外来患者の傾向
近年、医療業界では在院日数短縮や生活習慣病患者に対する対策の強化が推進され、自己管理能力が十分に確立していない状態で退院する患者さんが増えるおそれがあります。その結果、外来には医療依存度が高い患者さんが増加し、個々の患者さんに応じた専門性の高い看護提供が必要となります。なかでも慢性閉塞性肺疾患や、間質性肺炎、肺がんなどで在宅酸素療法を実施している患者さんは医療依存度が高くなりがちです。そこで患者さんおよびその家族に対する呼吸法や栄養療法、ライフスタイルに合わせた安全な酸素療法の指導で、重症化を予防し、入院回数の減少や、QOLの維持につなげ、医療費削減にも貢献することが求められています。
患者とのかかわりが病気の予後を左右する?
患者さんの状態に応じた細やかな指導は、患者さんにどんな影響をおよぼすのでしょうか。2017年に改訂された「GOLD」分類では、「増悪歴」と「自覚症状」をもとに慢性閉塞性肺疾患(COPD:シーオーピーディー)の病気分類がされています。以前用いられていた呼吸機能検査の年齢予測比や1秒率は重症度・治療とは切り離されています。これは、息切れや呼吸苦などの「自覚症状」があると動きたくなくなり、そのことでさらに動けなくなり、体力筋力の低下が起こり、さらに症状が悪化するという負の連鎖をまねく元になるのは、患者さんの「自覚症状」だということを示唆しています。
そこで、患者さんが前向きに治療や療養行動の必要性を理解し、効果的な療養生活が送れるよう、多面的かつ専門的な援助が必要となるのです。
医療的、社会的背景からチーム医療が重要であることはわかってはいるものの、具体的に行動に移すには勇気や根回しが必要ですよね。しかし当センターの場合ひょんなことから一気に話が進みました。
チーム医療が実現するまで、それぞれの思い
東京ベイの各職種はこのような呼吸器疾患に対してチーム医療ができないか、うすうす考えつつ、いろいろな思いを抱いていました。
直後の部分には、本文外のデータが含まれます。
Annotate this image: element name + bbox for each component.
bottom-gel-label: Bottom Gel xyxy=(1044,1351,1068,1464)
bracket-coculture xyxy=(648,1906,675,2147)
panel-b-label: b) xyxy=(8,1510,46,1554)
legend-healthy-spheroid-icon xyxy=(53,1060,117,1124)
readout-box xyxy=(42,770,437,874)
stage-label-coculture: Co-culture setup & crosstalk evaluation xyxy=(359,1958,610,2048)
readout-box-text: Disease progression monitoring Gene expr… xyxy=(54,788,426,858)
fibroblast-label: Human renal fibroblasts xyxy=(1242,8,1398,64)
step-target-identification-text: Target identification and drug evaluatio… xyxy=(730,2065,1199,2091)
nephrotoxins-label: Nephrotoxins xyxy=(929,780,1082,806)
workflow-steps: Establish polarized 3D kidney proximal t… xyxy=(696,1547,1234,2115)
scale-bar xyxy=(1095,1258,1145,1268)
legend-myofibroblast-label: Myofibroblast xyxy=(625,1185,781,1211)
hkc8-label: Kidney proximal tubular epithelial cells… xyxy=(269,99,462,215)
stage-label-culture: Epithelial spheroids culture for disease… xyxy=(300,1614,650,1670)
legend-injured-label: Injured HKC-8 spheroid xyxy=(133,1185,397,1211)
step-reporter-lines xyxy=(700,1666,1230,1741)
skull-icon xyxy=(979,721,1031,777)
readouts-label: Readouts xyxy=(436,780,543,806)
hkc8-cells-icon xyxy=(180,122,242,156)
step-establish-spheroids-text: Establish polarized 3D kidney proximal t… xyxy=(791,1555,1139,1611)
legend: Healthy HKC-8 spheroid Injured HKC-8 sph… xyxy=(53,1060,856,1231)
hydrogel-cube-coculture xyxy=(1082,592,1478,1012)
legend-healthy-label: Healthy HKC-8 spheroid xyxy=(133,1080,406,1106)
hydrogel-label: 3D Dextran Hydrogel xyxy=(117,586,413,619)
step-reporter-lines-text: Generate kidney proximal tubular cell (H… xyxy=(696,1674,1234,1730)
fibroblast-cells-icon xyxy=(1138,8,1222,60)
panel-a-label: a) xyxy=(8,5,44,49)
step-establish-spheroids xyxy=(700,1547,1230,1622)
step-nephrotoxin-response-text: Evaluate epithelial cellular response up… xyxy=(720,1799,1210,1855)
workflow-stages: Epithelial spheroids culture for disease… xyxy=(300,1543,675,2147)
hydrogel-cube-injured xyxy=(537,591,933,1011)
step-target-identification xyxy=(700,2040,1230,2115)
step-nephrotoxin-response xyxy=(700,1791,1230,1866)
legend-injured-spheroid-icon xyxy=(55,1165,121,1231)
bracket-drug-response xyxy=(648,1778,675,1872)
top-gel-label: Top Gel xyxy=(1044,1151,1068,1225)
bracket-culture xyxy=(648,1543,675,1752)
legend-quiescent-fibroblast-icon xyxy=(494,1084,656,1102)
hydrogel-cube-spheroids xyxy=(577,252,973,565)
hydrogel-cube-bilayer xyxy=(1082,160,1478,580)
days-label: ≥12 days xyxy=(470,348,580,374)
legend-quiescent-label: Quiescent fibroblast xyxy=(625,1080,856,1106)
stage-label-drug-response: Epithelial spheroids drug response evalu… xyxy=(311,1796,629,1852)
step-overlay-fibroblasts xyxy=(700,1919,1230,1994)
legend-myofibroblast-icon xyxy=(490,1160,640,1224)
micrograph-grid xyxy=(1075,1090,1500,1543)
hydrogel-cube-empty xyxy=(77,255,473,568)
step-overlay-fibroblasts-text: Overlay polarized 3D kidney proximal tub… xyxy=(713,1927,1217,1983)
理学療法士は呼吸リハビリのオーダーがでても、リハビリ室では、苦しくなるから動きたくないとリハビリの介入ができず困っていました。
看護師は在宅酸素療法を実施しているのに、混雑している外来患者に紛れて把握できず、帰りの酸素量が足りなくなってしまうことがあり、もっと手厚い看護ができないかと考えていました。担当医は患者さんに吸入薬を処方しても、正確に吸入できているのか、患者さんの手技を確認したいと思っていましたが、混雑している外来診療中にはできず困っていました。
それぞれ患者さんへの思いはあっても自分たちの職種だけでは解決できず、迷っているとき、偶然理学療法士、医師、看護師で雑談をする機会があり、それぞれの思いを知りました。そしてそれらが、職種を超えたチームでかかわることで問題解決につながり、ひいては患者さんのADL保持や病状進行を阻止できると確信しました。こうして盛り上がった勢いで、3か月ほどでチーム結成に至りました。
今年度の目標
チーム結成後何度もそれぞれの熱い思いを話し合いました。その中で感じたことは勉強不足。みんなやる気とビジョンは十分でしたが、結成したばかりのチームで、全員が呼吸器疾患に詳しいわけではありません。


自分たちが患者さんやその家族に指導できる十分な知識を身に付けることを目標に、疾患の勉強だけでなく多職種のスタッフがどんな援助をおこなっているかや地域の社会資源の活用方法なども学んでいます。
会議時間の一部を使用したリハビリテーションや栄養管理、病気や治療についてのミニ勉強会、当センターの医師や栄養士が講義を担当して地域の訪問リハビリテーションとの合同勉強会、近隣病院との交流会に参加するなど日々意欲的に活動しています。
今年度はチーム発足元年として、学習を重ね、来年度には在宅酸素療法を実施している患者さんを対象とした看護外来の開設や、吸入指導の運用確立などを目標に目下奮闘中です。